Industrialization of a cleaning process for textile prostheses intended for hernia repair

This work has been done during an intership with Medtronic Trévoux, specialists in the repair of hernias. This was an opportunity to participate in the industrialization phase of a new project. This comes to the placing on the market of a textile prosthesis for ventral hernia, intended to be inserted thanks to an innovative method of surgery. That is a mini-invasive approach by laparoscopic surgery via robotic. The manufacturing step that has been studied here is the cleaning of the textile prostheses, also called de-oiling. Indeed, the interest of the cleaning step is to remove the spin-finish oil on yarns, this last being necessary for the first stages of manufacturing but undesired in patient’s body. The first objective of the thesis was to qualify the installation (IQ) of the new equipment for this cleaning, and thus verify that the machine complies with the manufacturer’s recommendations, the safety standards and that it can operate as expected. This is an important step common in medical industries to conform to high level of quality and safety requirements. Secondly, the study of the Proven Acceptance Range (PAR) was carried out to evaluate the robustness of the proposed cleaning process. It signifies to check whether, even in the worst cleaning conditions, products are conformed or not, and the process is capable or not. This study is conducted as a preparatory step to evaluate the robustness of the process before moving into the formal validation phase. Its purpose is to anticipate and address any potential issues in the cleaning process to prevent unexpected failures during validation. By identifying possible weaknesses in advance, this phase aims to improve the likelihood of successful process validation. The process involves two main steps: a water-based cleaning phase followed by a spinning phase.
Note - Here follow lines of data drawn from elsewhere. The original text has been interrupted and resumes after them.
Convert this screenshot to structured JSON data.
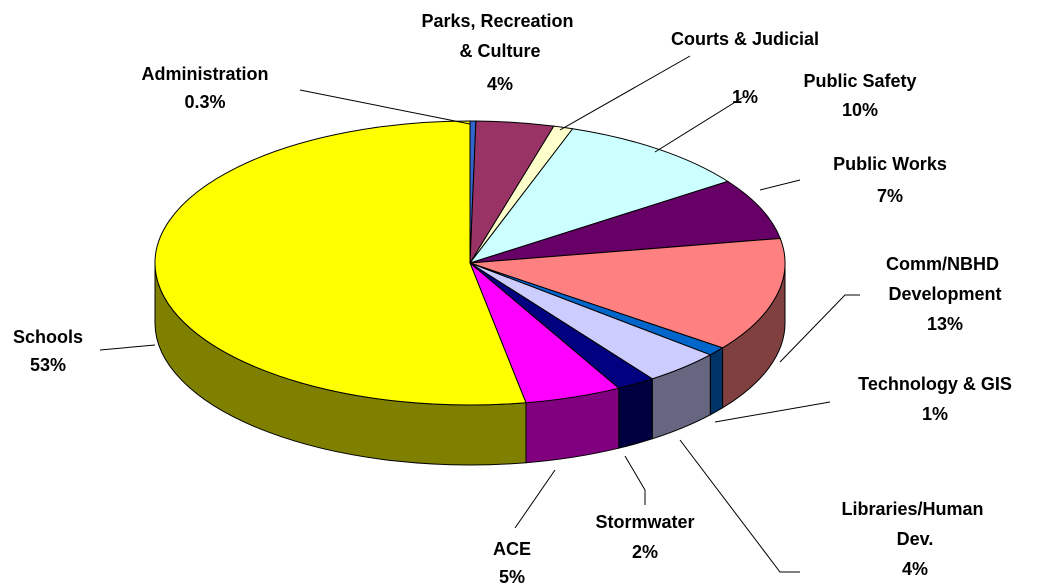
{
  "chart_data": {
    "type": "pie3d",
    "categories": [
      "Administration",
      "Parks, Recreation & Culture",
      "Courts & Judicial",
      "Public Safety",
      "Public Works",
      "Comm/NBHD Development",
      "Technology & GIS",
      "Libraries/Human Dev.",
      "Stormwater",
      "ACE",
      "Schools"
    ],
    "values": [
      0.3,
      4,
      1,
      10,
      7,
      13,
      1,
      4,
      2,
      5,
      53
    ],
    "value_labels": [
      "0.3%",
      "4%",
      "1%",
      "10%",
      "7%",
      "13%",
      "1%",
      "4%",
      "2%",
      "5%",
      "53%"
    ],
    "colors": [
      "#3366cc",
      "#993366",
      "#ffffcc",
      "#ccffff",
      "#660066",
      "#ff8080",
      "#0066cc",
      "#ccccff",
      "#000080",
      "#ff00ff",
      "#ffff00"
    ]
  }
}
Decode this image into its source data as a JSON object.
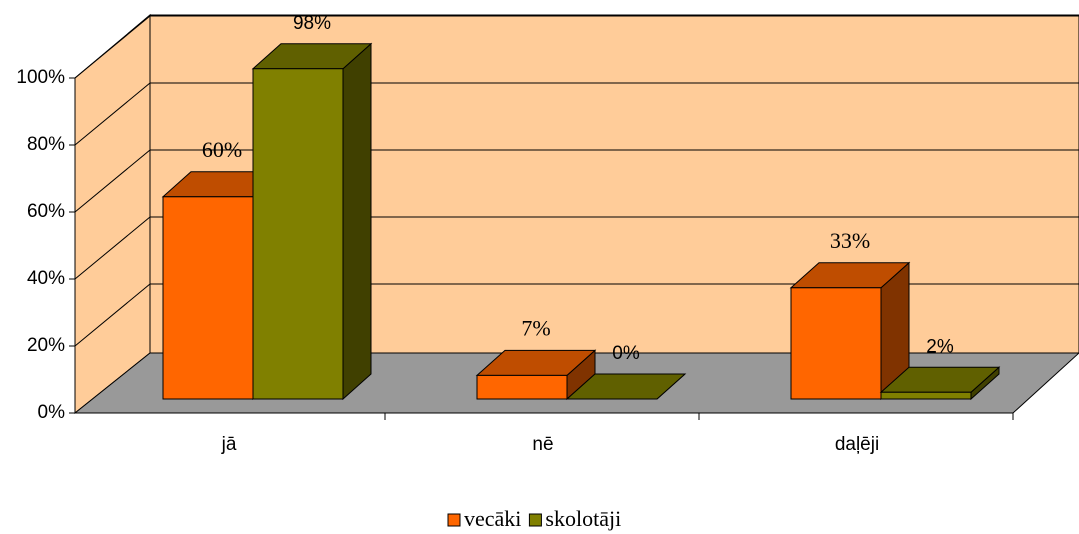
{
  "chart_data": {
    "type": "bar3d",
    "categories": [
      "jā",
      "nē",
      "daļēji"
    ],
    "series": [
      {
        "name": "vecāki",
        "color": "#ff6600",
        "values": [
          60,
          7,
          33
        ],
        "value_labels": [
          "60%",
          "7%",
          "33%"
        ]
      },
      {
        "name": "skolotāji",
        "color": "#808000",
        "values": [
          98,
          0,
          2
        ],
        "value_labels": [
          "98%",
          "0%",
          "2%"
        ]
      }
    ],
    "ylim": [
      0,
      100
    ],
    "yticks": [
      {
        "value": 0,
        "label": "0%"
      },
      {
        "value": 20,
        "label": "20%"
      },
      {
        "value": 40,
        "label": "40%"
      },
      {
        "value": 60,
        "label": "60%"
      },
      {
        "value": 80,
        "label": "80%"
      },
      {
        "value": 100,
        "label": "100%"
      }
    ],
    "grid": true,
    "legend": "bottom"
  }
}
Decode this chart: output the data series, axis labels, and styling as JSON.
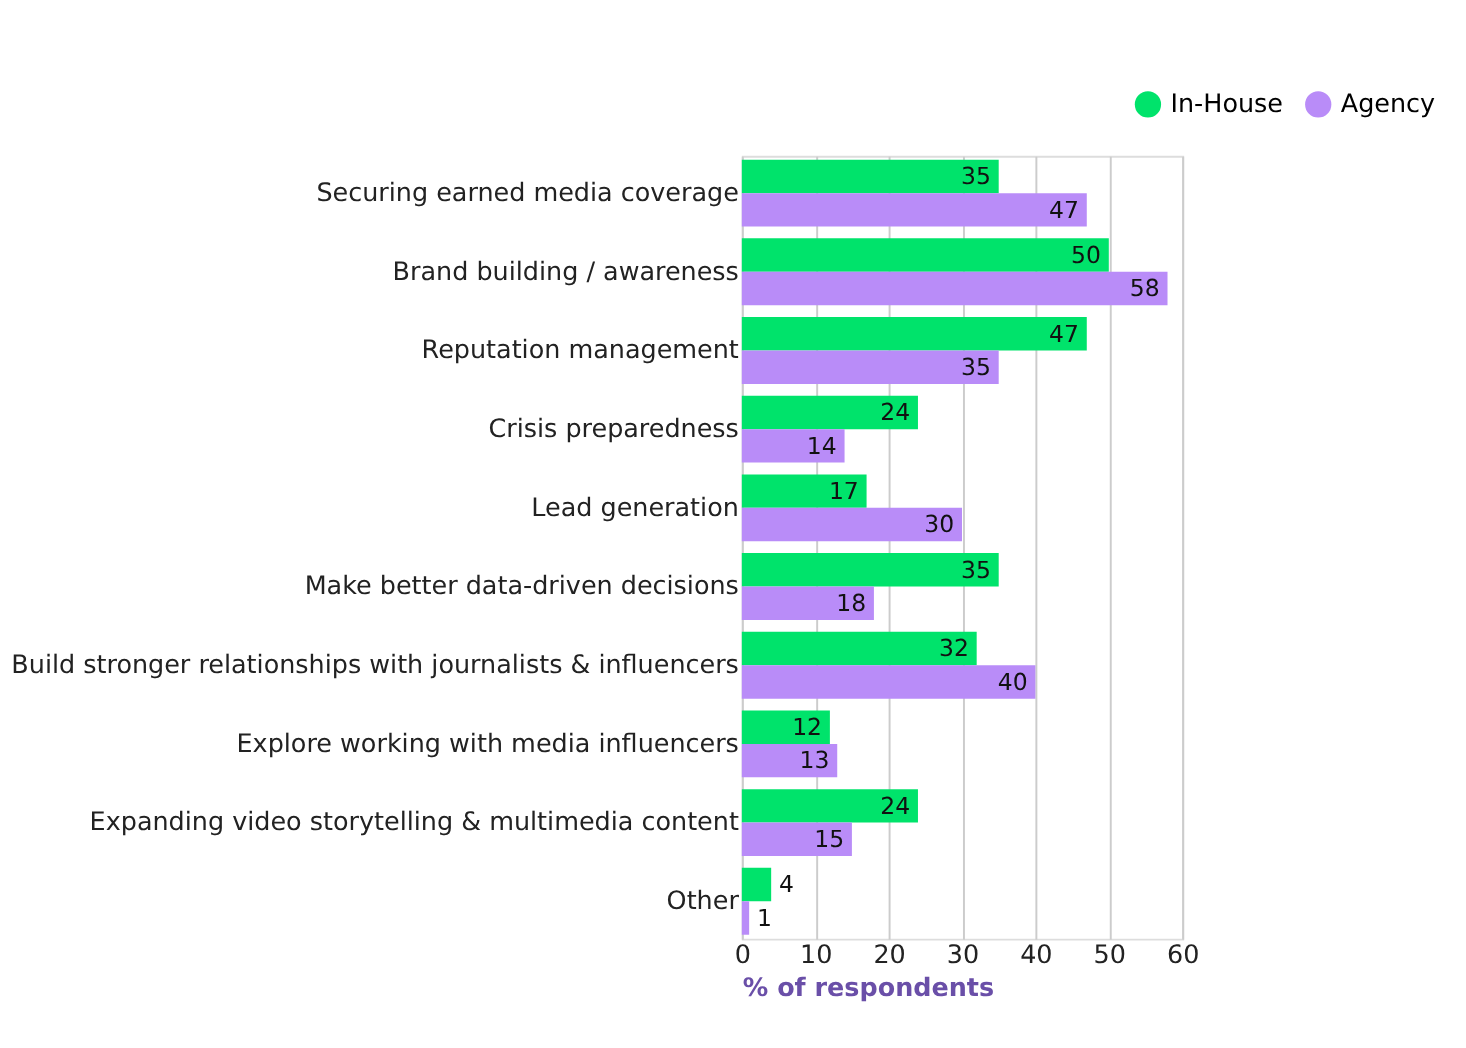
{
  "chart_data": {
    "type": "bar",
    "orientation": "horizontal",
    "xlabel": "% of respondents",
    "categories": [
      "Securing earned media coverage",
      "Brand building / awareness",
      "Reputation management",
      "Crisis preparedness",
      "Lead generation",
      "Make better data-driven decisions",
      "Build stronger relationships with journalists & influencers",
      "Explore working with media influencers",
      "Expanding video storytelling & multimedia content",
      "Other"
    ],
    "series": [
      {
        "name": "In-House",
        "color": "#00e36b",
        "values": [
          35,
          50,
          47,
          24,
          17,
          35,
          32,
          12,
          24,
          4
        ]
      },
      {
        "name": "Agency",
        "color": "#b98cf8",
        "values": [
          47,
          58,
          35,
          14,
          30,
          18,
          40,
          13,
          15,
          1
        ]
      }
    ],
    "xlim": [
      0,
      60
    ],
    "xticks": [
      0,
      10,
      20,
      30,
      40,
      50,
      60
    ],
    "grid": "x",
    "legend": "top right",
    "data_labels": true
  }
}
The installation qualification tests were planned using various references, including technical manuals, site utilities, and room configuration details. Concerning the PAR study, a cleaning program was developed to simulate extreme conditions, allowing analysis of their impact on the cleaning and spinning process for textile prostheses. Cleaning efficiency was measured according to defined TOC limits, and drying efficiency by a quantification of water content, with Medtronic’s process capability targets in mind. The study finally demonstrated encouraging results for the next validation phase.